L’issue était prévisible : Nicolas Bourriaud a été débarqué du Mo.Co, structure tripartite regroupant l’école supérieure des Beaux-Arts (ESBA), le centre d’art La Panacée ainsi que l’Hôtel des collections qu’il avait inauguré en juin 2019, à Montpellier. Le nouveau maire PS de la ville, Michaël Delafosse, qui s’emploie à détricoter l’héritage de son prédécesseur, Philippe Saurel, n’avait pas fait mystère de ses doutes quant au budget de l’établissement public – 6 millions d’euros annuels – et à la programmation qu’il souhaite désormais réorienter. Un appel à projet a été lancé en mars et deux finalistes ont alors été désignés : Ashok Adiceam et Numa Hambursin. Le premier a fait ses armes dans des Instituts français à l’étranger, puis auprès de collectionneurs tels que Bernard Magrez et Budi Tek dont il dirigeait les musées privés, avant de rejoindre la galerie Dag à Delhi. Directeur artistique du Carré Sainte-Anne de Montpellier de 2010 à 2017, Numa Hambursin dirige aujourd’hui le pôle d’art moderne et contemporain de la ville de Cannes, tout en étant aussi le directeur artistique de la Fondation d’entreprise Helenis.

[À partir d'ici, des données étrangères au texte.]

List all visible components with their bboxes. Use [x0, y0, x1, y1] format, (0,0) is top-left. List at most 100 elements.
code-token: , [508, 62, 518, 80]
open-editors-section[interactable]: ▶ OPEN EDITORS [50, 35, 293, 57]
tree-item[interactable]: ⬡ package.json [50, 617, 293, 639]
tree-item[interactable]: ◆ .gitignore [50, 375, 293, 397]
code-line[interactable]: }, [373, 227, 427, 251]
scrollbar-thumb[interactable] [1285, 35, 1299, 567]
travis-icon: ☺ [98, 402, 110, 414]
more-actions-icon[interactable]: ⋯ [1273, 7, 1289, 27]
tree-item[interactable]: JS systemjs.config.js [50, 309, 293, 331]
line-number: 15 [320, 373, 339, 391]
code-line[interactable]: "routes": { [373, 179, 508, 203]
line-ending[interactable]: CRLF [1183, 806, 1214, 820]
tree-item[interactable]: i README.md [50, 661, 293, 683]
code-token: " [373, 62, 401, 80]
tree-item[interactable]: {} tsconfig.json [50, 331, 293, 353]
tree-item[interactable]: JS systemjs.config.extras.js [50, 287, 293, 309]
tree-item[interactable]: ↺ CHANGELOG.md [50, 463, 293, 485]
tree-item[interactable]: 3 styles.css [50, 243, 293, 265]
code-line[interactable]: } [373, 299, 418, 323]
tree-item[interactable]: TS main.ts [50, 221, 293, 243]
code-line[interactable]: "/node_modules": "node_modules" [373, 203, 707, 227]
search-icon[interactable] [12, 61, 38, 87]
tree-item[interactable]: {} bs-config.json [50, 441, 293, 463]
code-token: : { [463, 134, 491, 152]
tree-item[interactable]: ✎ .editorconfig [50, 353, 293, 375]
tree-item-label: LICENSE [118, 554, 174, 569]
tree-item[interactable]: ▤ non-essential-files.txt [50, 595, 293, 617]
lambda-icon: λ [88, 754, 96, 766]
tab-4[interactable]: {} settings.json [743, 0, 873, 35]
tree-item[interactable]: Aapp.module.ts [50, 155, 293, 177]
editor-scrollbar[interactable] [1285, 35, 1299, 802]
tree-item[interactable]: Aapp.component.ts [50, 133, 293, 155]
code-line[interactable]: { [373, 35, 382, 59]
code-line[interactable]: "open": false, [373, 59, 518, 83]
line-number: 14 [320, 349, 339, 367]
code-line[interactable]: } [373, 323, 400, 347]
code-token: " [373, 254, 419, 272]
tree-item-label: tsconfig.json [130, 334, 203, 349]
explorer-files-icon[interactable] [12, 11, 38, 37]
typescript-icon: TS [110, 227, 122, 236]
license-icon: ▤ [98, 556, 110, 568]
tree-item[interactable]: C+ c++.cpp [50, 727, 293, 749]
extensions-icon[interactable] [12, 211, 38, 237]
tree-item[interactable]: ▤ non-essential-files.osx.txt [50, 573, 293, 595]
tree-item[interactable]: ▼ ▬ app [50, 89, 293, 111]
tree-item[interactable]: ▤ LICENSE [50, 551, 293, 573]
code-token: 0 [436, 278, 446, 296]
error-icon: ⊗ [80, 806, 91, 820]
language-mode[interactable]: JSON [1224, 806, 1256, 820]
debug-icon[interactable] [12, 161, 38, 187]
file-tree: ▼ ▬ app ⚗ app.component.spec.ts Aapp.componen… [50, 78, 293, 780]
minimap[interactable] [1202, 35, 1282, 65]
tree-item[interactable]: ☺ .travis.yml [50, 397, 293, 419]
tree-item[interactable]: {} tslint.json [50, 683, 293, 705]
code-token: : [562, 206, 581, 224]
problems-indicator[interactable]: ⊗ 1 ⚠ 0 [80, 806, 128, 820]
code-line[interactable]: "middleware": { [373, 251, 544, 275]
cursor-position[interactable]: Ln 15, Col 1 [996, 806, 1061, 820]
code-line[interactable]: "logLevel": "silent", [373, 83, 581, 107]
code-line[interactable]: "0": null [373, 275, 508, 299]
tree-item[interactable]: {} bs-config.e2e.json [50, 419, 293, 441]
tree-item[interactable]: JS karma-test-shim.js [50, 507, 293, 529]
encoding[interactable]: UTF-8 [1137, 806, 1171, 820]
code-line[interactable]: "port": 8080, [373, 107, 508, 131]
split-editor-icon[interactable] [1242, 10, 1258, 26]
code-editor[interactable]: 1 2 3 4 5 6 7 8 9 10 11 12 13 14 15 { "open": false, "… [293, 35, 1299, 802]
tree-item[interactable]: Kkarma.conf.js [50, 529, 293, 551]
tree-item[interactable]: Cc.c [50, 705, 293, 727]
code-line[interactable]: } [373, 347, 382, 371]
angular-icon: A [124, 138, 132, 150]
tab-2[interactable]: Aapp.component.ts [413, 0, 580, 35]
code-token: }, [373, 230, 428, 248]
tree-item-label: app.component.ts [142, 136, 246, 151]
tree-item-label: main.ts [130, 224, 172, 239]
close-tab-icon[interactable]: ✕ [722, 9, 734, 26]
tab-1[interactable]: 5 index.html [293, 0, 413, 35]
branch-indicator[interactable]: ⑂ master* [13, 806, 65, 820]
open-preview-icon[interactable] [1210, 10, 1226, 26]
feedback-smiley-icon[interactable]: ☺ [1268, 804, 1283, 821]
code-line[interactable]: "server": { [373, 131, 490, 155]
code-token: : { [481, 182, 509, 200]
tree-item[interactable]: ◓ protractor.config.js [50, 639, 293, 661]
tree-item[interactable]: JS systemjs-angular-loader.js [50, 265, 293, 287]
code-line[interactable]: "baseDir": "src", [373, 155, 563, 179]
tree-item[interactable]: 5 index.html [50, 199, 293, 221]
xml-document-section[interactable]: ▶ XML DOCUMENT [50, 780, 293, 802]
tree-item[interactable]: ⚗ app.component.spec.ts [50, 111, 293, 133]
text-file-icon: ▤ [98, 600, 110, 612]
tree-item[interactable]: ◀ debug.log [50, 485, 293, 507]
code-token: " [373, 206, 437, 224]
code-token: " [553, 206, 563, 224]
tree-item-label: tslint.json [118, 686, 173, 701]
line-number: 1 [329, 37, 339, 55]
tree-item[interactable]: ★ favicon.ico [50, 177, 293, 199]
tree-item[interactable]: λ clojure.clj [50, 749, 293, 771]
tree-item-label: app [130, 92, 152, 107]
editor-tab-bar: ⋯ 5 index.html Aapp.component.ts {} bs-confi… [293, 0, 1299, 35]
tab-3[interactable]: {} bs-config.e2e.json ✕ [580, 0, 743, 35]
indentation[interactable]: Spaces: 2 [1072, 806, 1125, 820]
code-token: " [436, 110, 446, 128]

Après avoir plaidé en février pour le maintien de Nicolas Bourriaud, les étudiants des Beaux-Arts montent aujourd’hui au créneau contre la candidature de Numa Hambursin, dont ils jugent le projet « indigent » et par trop critique des trois entités composant le Mo.Co. Ce programme baptisé Mo.Co 2.0, que nous avons pu nous procurer, accable il est vrai le bilan de son prédécesseur, en particulier l’Hôtel des collections qualifié de « maillon faible à réformer ». Il s’agit pour lui de « désenclaver » et de réorienter ce lieu jusque-là uniquement dédié à l’exposition de collections privées. Or, estime-t-il, un établissement public ne devrait avoir pour unique vocation la valorisation notamment économique d’ensembles privés. Sans renoncer aux collections privées, il souhaite privilégier des expositions d’été monographiques d’artistes internationaux tels que Neo Rauch, Cecily Brown, Kader Attia, Marlene Dumas, Francesco Clemente et Nicole Eisenman. Au menu aussi un festival « Urbain et orbi », dédié au street art, des expositions des artistes de la résidence Black Rock de Kehinde Wiley à Dakar, et, promet-il, une plus grande attention envers les quartiers périphériques de la ville.
Face à lui le projet très détaillé d’Ashok Adiceam, intitulé MO.CO&CO, dont nous avons aussi obtenu une copie, souhaite s’ouvrir à l’art numérique, la bande dessinée, l’art urbain, mais plus encore à la diversité, au féminisme et à l’écologie, thématiques on ne peut plus dans l’air du temps. Son calendrier – très précis – prévoit en 2022 une exposition baptisée « L’urgence ? (Humanisme, diversité) », dont le commissariat serait assuré par Jean-François Chougnet, président du Mucem à Marseille, puis « Life is a Beach! L’Artiste face à la Mer » avec comme commissaire associé le sociologue Bruno Latour, en collaboration avec Science Po/Campus Méditerranée de Menton et enfin, en 2023 « Post Human, Post Woman » confié à Camille Morineau, directrice de l’association Aware. Verdict à l'issue du conseil d'administration le 23 mars.